Overall, K.O. appears to be comfortable and even happy in his second tour even with a suspension earlier this year.
He joined ESPN in 1989 and anchored SportsCenter until 2006. In addition to anchoring SportsCenter, Patrick hosted a midday ESPN Radio show and the network’s NBA coverage.
In 2007, Patrick decided to leave and start his own radio network. Originally on a handful of stations, the Dan Patrick Show was then distributed on Fox Sports Radio on over 200 stations. In 2009, the show was then picked up by DirecTV and eventually aired on NBCSN in 2012.

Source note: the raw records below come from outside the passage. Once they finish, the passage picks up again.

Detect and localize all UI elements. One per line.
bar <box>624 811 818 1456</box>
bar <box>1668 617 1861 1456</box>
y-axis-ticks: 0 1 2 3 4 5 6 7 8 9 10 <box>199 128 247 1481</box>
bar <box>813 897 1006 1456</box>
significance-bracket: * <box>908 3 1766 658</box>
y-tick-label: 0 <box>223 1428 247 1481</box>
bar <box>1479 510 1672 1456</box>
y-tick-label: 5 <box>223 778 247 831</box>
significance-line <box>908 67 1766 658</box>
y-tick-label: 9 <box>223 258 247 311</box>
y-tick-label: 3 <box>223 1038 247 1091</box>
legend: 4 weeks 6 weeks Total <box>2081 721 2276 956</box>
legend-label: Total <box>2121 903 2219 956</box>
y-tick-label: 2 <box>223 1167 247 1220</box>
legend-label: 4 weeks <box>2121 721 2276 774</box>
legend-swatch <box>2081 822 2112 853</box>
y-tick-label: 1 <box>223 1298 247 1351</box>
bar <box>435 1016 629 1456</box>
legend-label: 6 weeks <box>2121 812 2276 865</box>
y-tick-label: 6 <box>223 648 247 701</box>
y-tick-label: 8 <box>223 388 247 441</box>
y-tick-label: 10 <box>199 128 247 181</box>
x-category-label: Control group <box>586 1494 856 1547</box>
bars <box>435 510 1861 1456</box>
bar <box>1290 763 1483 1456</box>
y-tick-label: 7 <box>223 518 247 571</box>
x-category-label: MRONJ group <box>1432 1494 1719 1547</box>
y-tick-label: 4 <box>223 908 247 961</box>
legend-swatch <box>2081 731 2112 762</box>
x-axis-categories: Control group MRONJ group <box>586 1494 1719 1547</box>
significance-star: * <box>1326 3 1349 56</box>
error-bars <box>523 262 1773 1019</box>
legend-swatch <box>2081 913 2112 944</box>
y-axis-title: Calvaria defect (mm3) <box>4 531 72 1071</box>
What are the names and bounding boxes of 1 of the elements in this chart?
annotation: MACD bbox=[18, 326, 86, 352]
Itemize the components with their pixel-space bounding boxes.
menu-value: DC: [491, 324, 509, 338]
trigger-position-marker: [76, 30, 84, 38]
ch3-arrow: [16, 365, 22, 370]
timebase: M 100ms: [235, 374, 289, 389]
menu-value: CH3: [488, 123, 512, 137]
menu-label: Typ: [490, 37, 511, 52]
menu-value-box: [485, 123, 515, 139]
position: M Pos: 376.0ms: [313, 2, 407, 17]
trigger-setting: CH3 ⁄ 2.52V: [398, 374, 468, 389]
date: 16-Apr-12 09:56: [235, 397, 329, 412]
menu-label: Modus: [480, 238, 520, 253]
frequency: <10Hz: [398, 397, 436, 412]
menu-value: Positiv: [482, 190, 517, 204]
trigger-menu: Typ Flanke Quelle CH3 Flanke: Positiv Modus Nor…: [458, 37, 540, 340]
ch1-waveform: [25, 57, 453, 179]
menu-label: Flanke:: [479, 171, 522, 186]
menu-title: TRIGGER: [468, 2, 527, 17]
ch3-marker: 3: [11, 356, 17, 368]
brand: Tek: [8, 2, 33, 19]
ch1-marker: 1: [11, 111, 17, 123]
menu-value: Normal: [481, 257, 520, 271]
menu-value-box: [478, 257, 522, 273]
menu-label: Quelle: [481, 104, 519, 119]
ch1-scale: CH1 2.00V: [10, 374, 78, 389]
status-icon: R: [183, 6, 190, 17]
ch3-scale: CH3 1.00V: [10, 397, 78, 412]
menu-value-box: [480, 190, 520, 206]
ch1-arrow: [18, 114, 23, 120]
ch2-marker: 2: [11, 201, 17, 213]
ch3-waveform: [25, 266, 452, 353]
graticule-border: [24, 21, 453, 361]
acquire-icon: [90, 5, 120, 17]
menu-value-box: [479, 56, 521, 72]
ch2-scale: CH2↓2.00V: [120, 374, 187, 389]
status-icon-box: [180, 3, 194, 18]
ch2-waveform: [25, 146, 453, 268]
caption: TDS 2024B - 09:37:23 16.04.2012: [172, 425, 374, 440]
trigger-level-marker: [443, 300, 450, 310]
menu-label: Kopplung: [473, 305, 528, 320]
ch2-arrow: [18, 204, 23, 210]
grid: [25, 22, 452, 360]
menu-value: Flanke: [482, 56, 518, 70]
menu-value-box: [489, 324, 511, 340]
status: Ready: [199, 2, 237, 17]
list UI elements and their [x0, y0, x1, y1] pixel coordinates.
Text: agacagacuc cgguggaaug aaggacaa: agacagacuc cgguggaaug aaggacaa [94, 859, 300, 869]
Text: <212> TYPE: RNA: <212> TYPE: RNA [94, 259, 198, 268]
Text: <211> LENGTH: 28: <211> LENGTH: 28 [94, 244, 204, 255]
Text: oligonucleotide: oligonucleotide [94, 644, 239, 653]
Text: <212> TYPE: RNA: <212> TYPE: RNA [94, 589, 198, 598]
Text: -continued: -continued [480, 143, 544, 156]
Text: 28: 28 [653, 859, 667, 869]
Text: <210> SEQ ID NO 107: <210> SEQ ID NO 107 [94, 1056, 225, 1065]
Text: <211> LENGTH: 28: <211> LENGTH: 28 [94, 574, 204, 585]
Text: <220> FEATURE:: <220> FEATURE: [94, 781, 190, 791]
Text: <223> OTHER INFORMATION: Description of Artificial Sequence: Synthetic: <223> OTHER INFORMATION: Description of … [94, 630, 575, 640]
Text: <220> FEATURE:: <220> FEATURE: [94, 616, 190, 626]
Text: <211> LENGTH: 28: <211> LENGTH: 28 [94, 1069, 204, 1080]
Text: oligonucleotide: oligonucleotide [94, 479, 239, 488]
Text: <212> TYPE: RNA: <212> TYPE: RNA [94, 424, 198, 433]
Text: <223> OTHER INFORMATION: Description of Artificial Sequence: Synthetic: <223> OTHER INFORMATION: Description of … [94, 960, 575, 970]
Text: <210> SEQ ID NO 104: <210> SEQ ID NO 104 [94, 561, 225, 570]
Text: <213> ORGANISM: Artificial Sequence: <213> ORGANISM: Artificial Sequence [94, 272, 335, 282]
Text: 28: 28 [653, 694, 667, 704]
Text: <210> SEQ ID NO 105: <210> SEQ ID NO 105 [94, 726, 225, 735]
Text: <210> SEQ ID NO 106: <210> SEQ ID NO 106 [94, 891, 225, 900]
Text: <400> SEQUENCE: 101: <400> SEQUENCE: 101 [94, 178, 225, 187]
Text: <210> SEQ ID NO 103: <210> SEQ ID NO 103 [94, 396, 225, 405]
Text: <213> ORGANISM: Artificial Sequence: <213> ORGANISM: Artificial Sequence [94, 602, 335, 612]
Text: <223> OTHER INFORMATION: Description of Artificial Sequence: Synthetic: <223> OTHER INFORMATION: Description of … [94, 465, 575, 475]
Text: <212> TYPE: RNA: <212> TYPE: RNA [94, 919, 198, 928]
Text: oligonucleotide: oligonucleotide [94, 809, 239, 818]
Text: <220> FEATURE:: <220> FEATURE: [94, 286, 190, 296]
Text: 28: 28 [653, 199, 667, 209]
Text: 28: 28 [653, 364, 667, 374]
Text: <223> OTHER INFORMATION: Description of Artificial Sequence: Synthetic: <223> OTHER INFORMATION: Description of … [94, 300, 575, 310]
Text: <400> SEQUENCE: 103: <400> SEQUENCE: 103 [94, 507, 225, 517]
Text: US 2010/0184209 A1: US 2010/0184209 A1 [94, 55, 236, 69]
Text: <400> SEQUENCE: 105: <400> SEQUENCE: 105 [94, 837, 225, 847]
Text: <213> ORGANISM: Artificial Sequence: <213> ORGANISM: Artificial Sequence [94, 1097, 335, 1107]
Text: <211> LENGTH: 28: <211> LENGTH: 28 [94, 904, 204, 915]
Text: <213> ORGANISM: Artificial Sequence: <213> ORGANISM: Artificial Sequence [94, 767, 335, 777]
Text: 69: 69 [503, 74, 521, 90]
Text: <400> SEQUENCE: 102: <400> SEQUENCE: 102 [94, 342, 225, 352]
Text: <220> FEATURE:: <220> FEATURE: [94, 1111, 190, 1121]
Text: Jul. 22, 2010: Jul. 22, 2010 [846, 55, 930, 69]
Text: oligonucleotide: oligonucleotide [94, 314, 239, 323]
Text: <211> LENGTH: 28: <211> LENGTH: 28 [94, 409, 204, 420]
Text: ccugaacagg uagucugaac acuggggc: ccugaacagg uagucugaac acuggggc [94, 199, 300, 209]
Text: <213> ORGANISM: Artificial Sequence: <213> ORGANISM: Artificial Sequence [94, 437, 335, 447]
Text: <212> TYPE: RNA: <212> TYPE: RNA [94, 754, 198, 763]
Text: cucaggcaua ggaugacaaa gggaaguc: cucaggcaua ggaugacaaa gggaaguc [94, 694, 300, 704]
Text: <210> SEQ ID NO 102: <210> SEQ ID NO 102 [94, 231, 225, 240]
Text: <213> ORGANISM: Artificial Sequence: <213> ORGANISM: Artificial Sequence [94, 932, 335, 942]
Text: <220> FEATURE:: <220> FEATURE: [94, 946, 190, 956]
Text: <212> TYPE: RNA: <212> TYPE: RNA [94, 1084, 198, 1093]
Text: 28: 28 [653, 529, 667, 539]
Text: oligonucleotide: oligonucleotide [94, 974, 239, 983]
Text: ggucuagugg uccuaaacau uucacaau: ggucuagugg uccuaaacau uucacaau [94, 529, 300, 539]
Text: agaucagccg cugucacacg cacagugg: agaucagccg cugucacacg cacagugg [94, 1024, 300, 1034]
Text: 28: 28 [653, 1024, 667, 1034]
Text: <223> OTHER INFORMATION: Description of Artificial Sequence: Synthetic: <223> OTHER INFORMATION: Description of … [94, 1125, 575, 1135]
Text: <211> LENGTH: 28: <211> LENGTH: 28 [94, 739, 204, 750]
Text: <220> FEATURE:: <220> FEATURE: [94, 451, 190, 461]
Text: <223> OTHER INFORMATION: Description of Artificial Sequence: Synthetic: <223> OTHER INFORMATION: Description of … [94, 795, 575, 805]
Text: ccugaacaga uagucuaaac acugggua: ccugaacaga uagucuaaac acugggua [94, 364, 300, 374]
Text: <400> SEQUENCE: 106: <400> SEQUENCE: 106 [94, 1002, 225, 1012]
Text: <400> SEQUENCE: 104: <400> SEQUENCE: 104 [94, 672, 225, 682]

Patrick was signed by NBC in 2008 to co-host Football Night in America as well as join its Olympics coverage. In 2014, he became host of Sports Jeopardy on the online channel Crackle.
Like Rich Eisen, Patrick’s move away from ESPN has been very successful.
Whitlock is in the midst of developing his Grantland-style site, The Undefeated. But like Olbermann, Whitlock is in his second tour with ESPN.
Back in 2002, Whitlock was wrote columns for ESPN.com’s Page 2 and made appearances on various TV shows. He left for AOL, but expected to continue to appear on ESPN’s shows, but like Olbermann, seemed to napalm a bridge when he talked with The Big Lead and disparaged Mike Lupica and Robert “Scoop” Jackson.
Whitlock then went to Fox where he wrote columns and remained a polarizing figure. In 2013, ESPN President John Skipper lured Whitlock back to ESPN with the promise that he could develop his own website.
At last report, the development of the website is not going as well as planned.
As you can see, there has been varying amounts of success in the examples we have cited. Bill Simmons can look to these and others who have left (Ryan Burr, Craig Kilborn, Rob Stone) and found homes at other outlets. So as we look at what will happen in the next few in the new soap opera “Where Bill Simmons Will Turn,” the guessing as to where he will go now begins in earnest.